Big data does not only mean big data, but more importantly, big data should be analyzed, and only through analysis can we get a lot of intelligent, in-depth and valuable information.
The following Hefei IT training/introduces five basic aspects of big data analysis.
1. Visualization and analysis of data analysis experts or ordinary users, data visualization is the most basic requirements of data analysis tools.
Visualization can intuitively show the data, let the data speak for themselves, so that the audience to hear the results.
2. Data mining algorithm visualization is for people to see, data mining is for the machine to see.
Clustering, segmentation, isolated point analysis and other algorithms allow us to go deeper into the data and mine the value.
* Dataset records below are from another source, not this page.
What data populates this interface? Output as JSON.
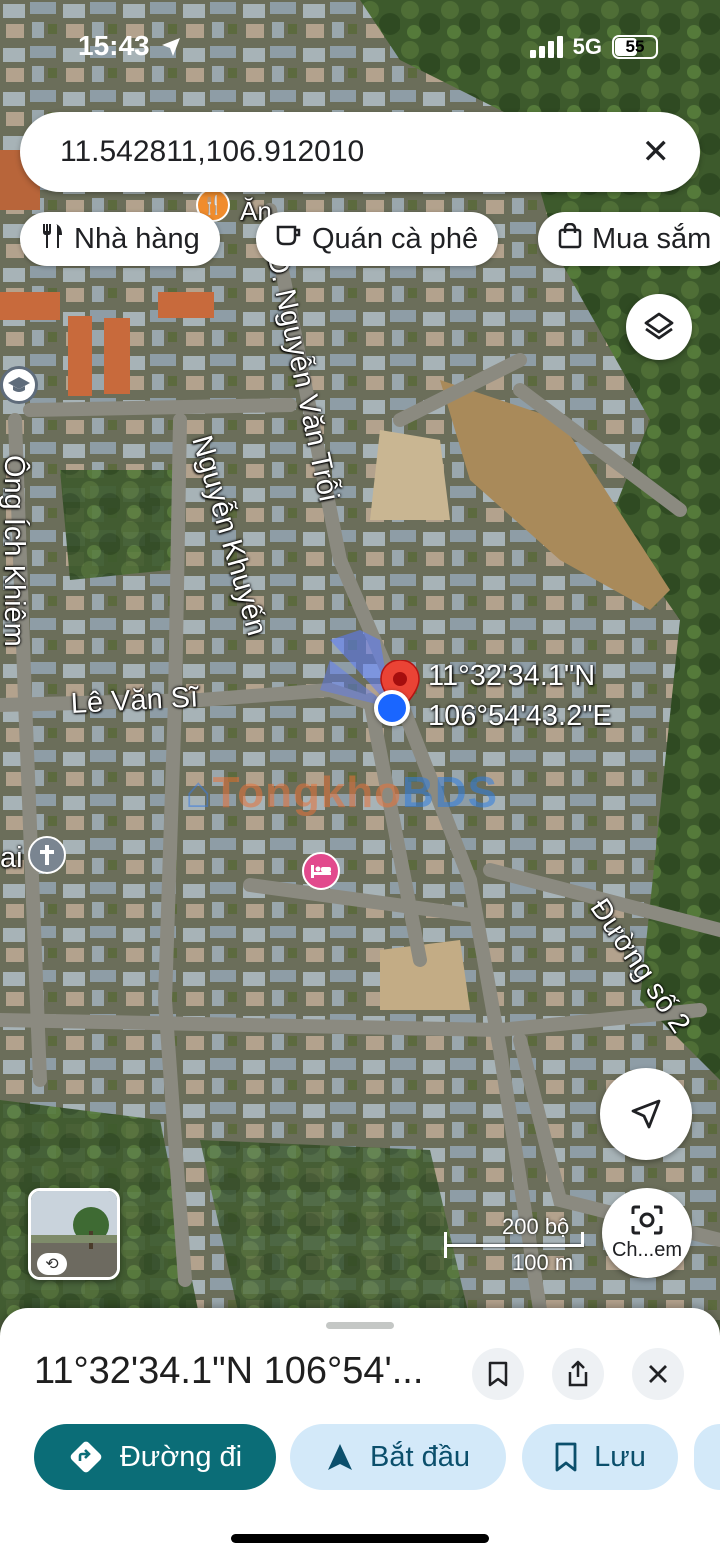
{
  "status_bar": {
    "time": "15:43",
    "network": "5G",
    "battery": "55"
  },
  "search": {
    "query": "11.542811,106.912010"
  },
  "chips": [
    {
      "label": "Nhà hàng",
      "icon": "fork-knife-icon"
    },
    {
      "label": "Quán cà phê",
      "icon": "coffee-cup-icon"
    },
    {
      "label": "Mua sắm",
      "icon": "shopping-bag-icon"
    }
  ],
  "map": {
    "roads": {
      "nguyen_van_troi": "Đ. Nguyễn Văn Trỗi",
      "nguyen_khuyen": "Nguyễn Khuyến",
      "ong_ich_khiem": "Ông Ích Khiêm",
      "le_van_si": "Lê Văn Sĩ",
      "duong_so_2": "Đường số 2",
      "partial_left": "ai",
      "partial_top": "Ăn"
    },
    "pin_coordinates": {
      "lat": "11°32'34.1\"N",
      "lng": "106°54'43.2\"E"
    },
    "watermark": {
      "part1": "Tongkho",
      "part2": "BDS"
    },
    "scale": {
      "imperial": "200 bộ",
      "metric": "100 m"
    },
    "camera_label": "Ch...em"
  },
  "sheet": {
    "title": "11°32'34.1\"N 106°54'...",
    "actions": [
      {
        "label": "Đường đi",
        "icon": "directions-icon"
      },
      {
        "label": "Bắt đầu",
        "icon": "navigation-arrow-icon"
      },
      {
        "label": "Lưu",
        "icon": "bookmark-icon"
      }
    ]
  },
  "colors": {
    "accent": "#0b6d77",
    "pill_bg": "#d3e9f9",
    "pin_red": "#ea4335",
    "location_blue": "#1a66ff"
  }
}
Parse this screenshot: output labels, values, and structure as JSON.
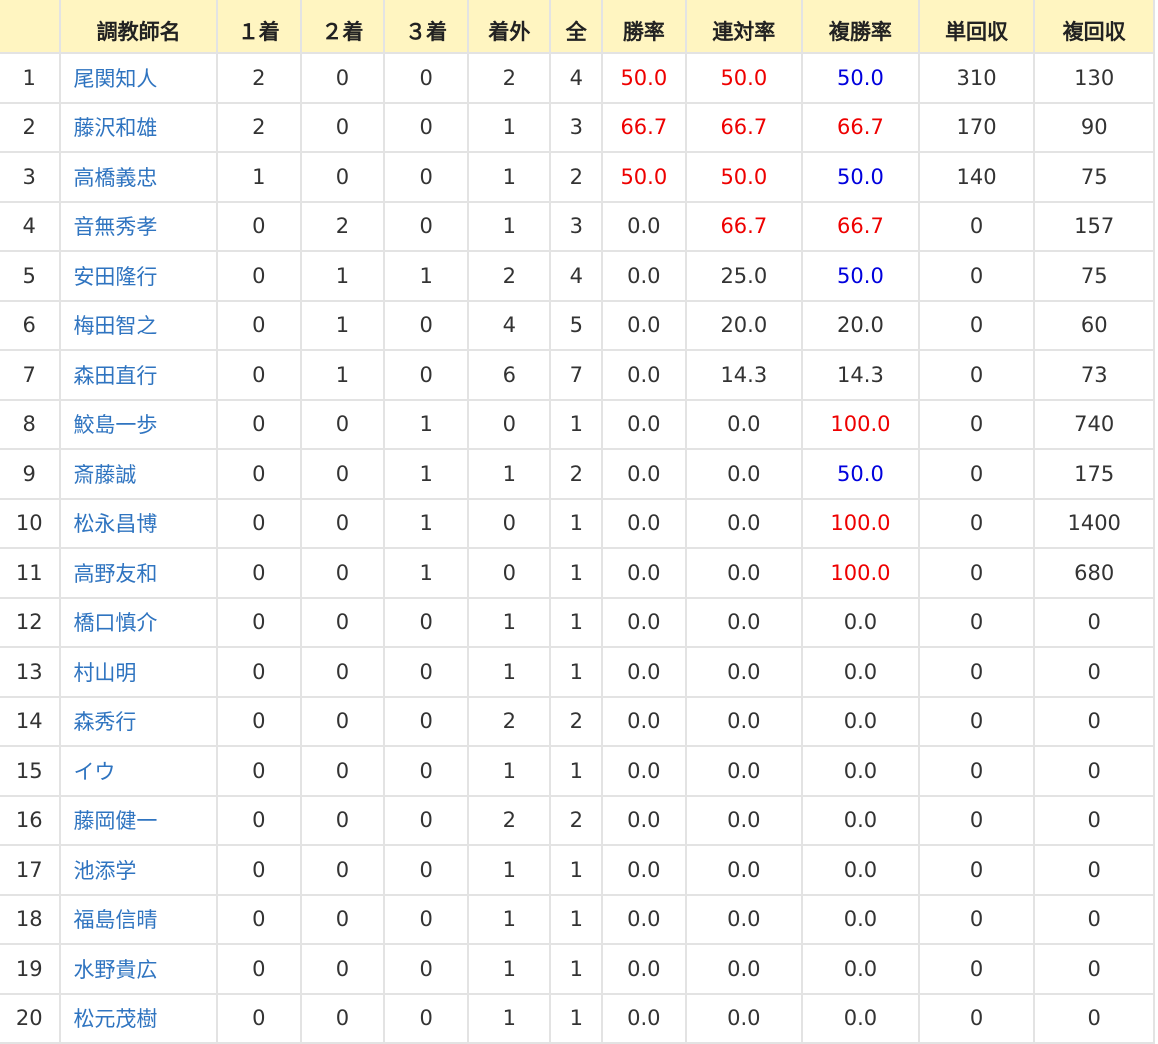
{
  "colors": {
    "header_bg": "#fff5c1",
    "link": "#2f74c0",
    "high": "#ee0000",
    "mid": "#0000dd",
    "text": "#333333",
    "border": "#e3e3e3"
  },
  "headers": [
    "",
    "調教師名",
    "１着",
    "２着",
    "３着",
    "着外",
    "全",
    "勝率",
    "連対率",
    "複勝率",
    "単回収",
    "複回収"
  ],
  "rows": [
    {
      "rank": "1",
      "name": "尾関知人",
      "first": "2",
      "second": "0",
      "third": "0",
      "out": "2",
      "total": "4",
      "win_rate": "50.0",
      "win_color": "red",
      "quinella_rate": "50.0",
      "quinella_color": "red",
      "place_rate": "50.0",
      "place_color": "blue",
      "win_return": "310",
      "place_return": "130"
    },
    {
      "rank": "2",
      "name": "藤沢和雄",
      "first": "2",
      "second": "0",
      "third": "0",
      "out": "1",
      "total": "3",
      "win_rate": "66.7",
      "win_color": "red",
      "quinella_rate": "66.7",
      "quinella_color": "red",
      "place_rate": "66.7",
      "place_color": "red",
      "win_return": "170",
      "place_return": "90"
    },
    {
      "rank": "3",
      "name": "高橋義忠",
      "first": "1",
      "second": "0",
      "third": "0",
      "out": "1",
      "total": "2",
      "win_rate": "50.0",
      "win_color": "red",
      "quinella_rate": "50.0",
      "quinella_color": "red",
      "place_rate": "50.0",
      "place_color": "blue",
      "win_return": "140",
      "place_return": "75"
    },
    {
      "rank": "4",
      "name": "音無秀孝",
      "first": "0",
      "second": "2",
      "third": "0",
      "out": "1",
      "total": "3",
      "win_rate": "0.0",
      "win_color": "",
      "quinella_rate": "66.7",
      "quinella_color": "red",
      "place_rate": "66.7",
      "place_color": "red",
      "win_return": "0",
      "place_return": "157"
    },
    {
      "rank": "5",
      "name": "安田隆行",
      "first": "0",
      "second": "1",
      "third": "1",
      "out": "2",
      "total": "4",
      "win_rate": "0.0",
      "win_color": "",
      "quinella_rate": "25.0",
      "quinella_color": "",
      "place_rate": "50.0",
      "place_color": "blue",
      "win_return": "0",
      "place_return": "75"
    },
    {
      "rank": "6",
      "name": "梅田智之",
      "first": "0",
      "second": "1",
      "third": "0",
      "out": "4",
      "total": "5",
      "win_rate": "0.0",
      "win_color": "",
      "quinella_rate": "20.0",
      "quinella_color": "",
      "place_rate": "20.0",
      "place_color": "",
      "win_return": "0",
      "place_return": "60"
    },
    {
      "rank": "7",
      "name": "森田直行",
      "first": "0",
      "second": "1",
      "third": "0",
      "out": "6",
      "total": "7",
      "win_rate": "0.0",
      "win_color": "",
      "quinella_rate": "14.3",
      "quinella_color": "",
      "place_rate": "14.3",
      "place_color": "",
      "win_return": "0",
      "place_return": "73"
    },
    {
      "rank": "8",
      "name": "鮫島一歩",
      "first": "0",
      "second": "0",
      "third": "1",
      "out": "0",
      "total": "1",
      "win_rate": "0.0",
      "win_color": "",
      "quinella_rate": "0.0",
      "quinella_color": "",
      "place_rate": "100.0",
      "place_color": "red",
      "win_return": "0",
      "place_return": "740"
    },
    {
      "rank": "9",
      "name": "斎藤誠",
      "first": "0",
      "second": "0",
      "third": "1",
      "out": "1",
      "total": "2",
      "win_rate": "0.0",
      "win_color": "",
      "quinella_rate": "0.0",
      "quinella_color": "",
      "place_rate": "50.0",
      "place_color": "blue",
      "win_return": "0",
      "place_return": "175"
    },
    {
      "rank": "10",
      "name": "松永昌博",
      "first": "0",
      "second": "0",
      "third": "1",
      "out": "0",
      "total": "1",
      "win_rate": "0.0",
      "win_color": "",
      "quinella_rate": "0.0",
      "quinella_color": "",
      "place_rate": "100.0",
      "place_color": "red",
      "win_return": "0",
      "place_return": "1400"
    },
    {
      "rank": "11",
      "name": "高野友和",
      "first": "0",
      "second": "0",
      "third": "1",
      "out": "0",
      "total": "1",
      "win_rate": "0.0",
      "win_color": "",
      "quinella_rate": "0.0",
      "quinella_color": "",
      "place_rate": "100.0",
      "place_color": "red",
      "win_return": "0",
      "place_return": "680"
    },
    {
      "rank": "12",
      "name": "橋口慎介",
      "first": "0",
      "second": "0",
      "third": "0",
      "out": "1",
      "total": "1",
      "win_rate": "0.0",
      "win_color": "",
      "quinella_rate": "0.0",
      "quinella_color": "",
      "place_rate": "0.0",
      "place_color": "",
      "win_return": "0",
      "place_return": "0"
    },
    {
      "rank": "13",
      "name": "村山明",
      "first": "0",
      "second": "0",
      "third": "0",
      "out": "1",
      "total": "1",
      "win_rate": "0.0",
      "win_color": "",
      "quinella_rate": "0.0",
      "quinella_color": "",
      "place_rate": "0.0",
      "place_color": "",
      "win_return": "0",
      "place_return": "0"
    },
    {
      "rank": "14",
      "name": "森秀行",
      "first": "0",
      "second": "0",
      "third": "0",
      "out": "2",
      "total": "2",
      "win_rate": "0.0",
      "win_color": "",
      "quinella_rate": "0.0",
      "quinella_color": "",
      "place_rate": "0.0",
      "place_color": "",
      "win_return": "0",
      "place_return": "0"
    },
    {
      "rank": "15",
      "name": "イウ",
      "first": "0",
      "second": "0",
      "third": "0",
      "out": "1",
      "total": "1",
      "win_rate": "0.0",
      "win_color": "",
      "quinella_rate": "0.0",
      "quinella_color": "",
      "place_rate": "0.0",
      "place_color": "",
      "win_return": "0",
      "place_return": "0"
    },
    {
      "rank": "16",
      "name": "藤岡健一",
      "first": "0",
      "second": "0",
      "third": "0",
      "out": "2",
      "total": "2",
      "win_rate": "0.0",
      "win_color": "",
      "quinella_rate": "0.0",
      "quinella_color": "",
      "place_rate": "0.0",
      "place_color": "",
      "win_return": "0",
      "place_return": "0"
    },
    {
      "rank": "17",
      "name": "池添学",
      "first": "0",
      "second": "0",
      "third": "0",
      "out": "1",
      "total": "1",
      "win_rate": "0.0",
      "win_color": "",
      "quinella_rate": "0.0",
      "quinella_color": "",
      "place_rate": "0.0",
      "place_color": "",
      "win_return": "0",
      "place_return": "0"
    },
    {
      "rank": "18",
      "name": "福島信晴",
      "first": "0",
      "second": "0",
      "third": "0",
      "out": "1",
      "total": "1",
      "win_rate": "0.0",
      "win_color": "",
      "quinella_rate": "0.0",
      "quinella_color": "",
      "place_rate": "0.0",
      "place_color": "",
      "win_return": "0",
      "place_return": "0"
    },
    {
      "rank": "19",
      "name": "水野貴広",
      "first": "0",
      "second": "0",
      "third": "0",
      "out": "1",
      "total": "1",
      "win_rate": "0.0",
      "win_color": "",
      "quinella_rate": "0.0",
      "quinella_color": "",
      "place_rate": "0.0",
      "place_color": "",
      "win_return": "0",
      "place_return": "0"
    },
    {
      "rank": "20",
      "name": "松元茂樹",
      "first": "0",
      "second": "0",
      "third": "0",
      "out": "1",
      "total": "1",
      "win_rate": "0.0",
      "win_color": "",
      "quinella_rate": "0.0",
      "quinella_color": "",
      "place_rate": "0.0",
      "place_color": "",
      "win_return": "0",
      "place_return": "0"
    }
  ]
}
These algorithms have to handle not only the volume of big data, but also the speed of big data.
3. Predictive Analytics CapabilitiesData mining allows analysts to understand data better, while predictive analytics allows analysts to make some predictive judgments based on the results of visual analytics and data mining.
4. Semantic engineSince the diversity of unstructured data brings new challenges in data analysis, a series of tools are needed to parse, extract, and analyze the data.
Semantic engines need to be designed to intelligently extract information from "documents".
5. Data quality and data managementData quality and data management are some of the best practices in management.
Handling data through standardized processes and tools ensures a pre-defined, high-quality analysis.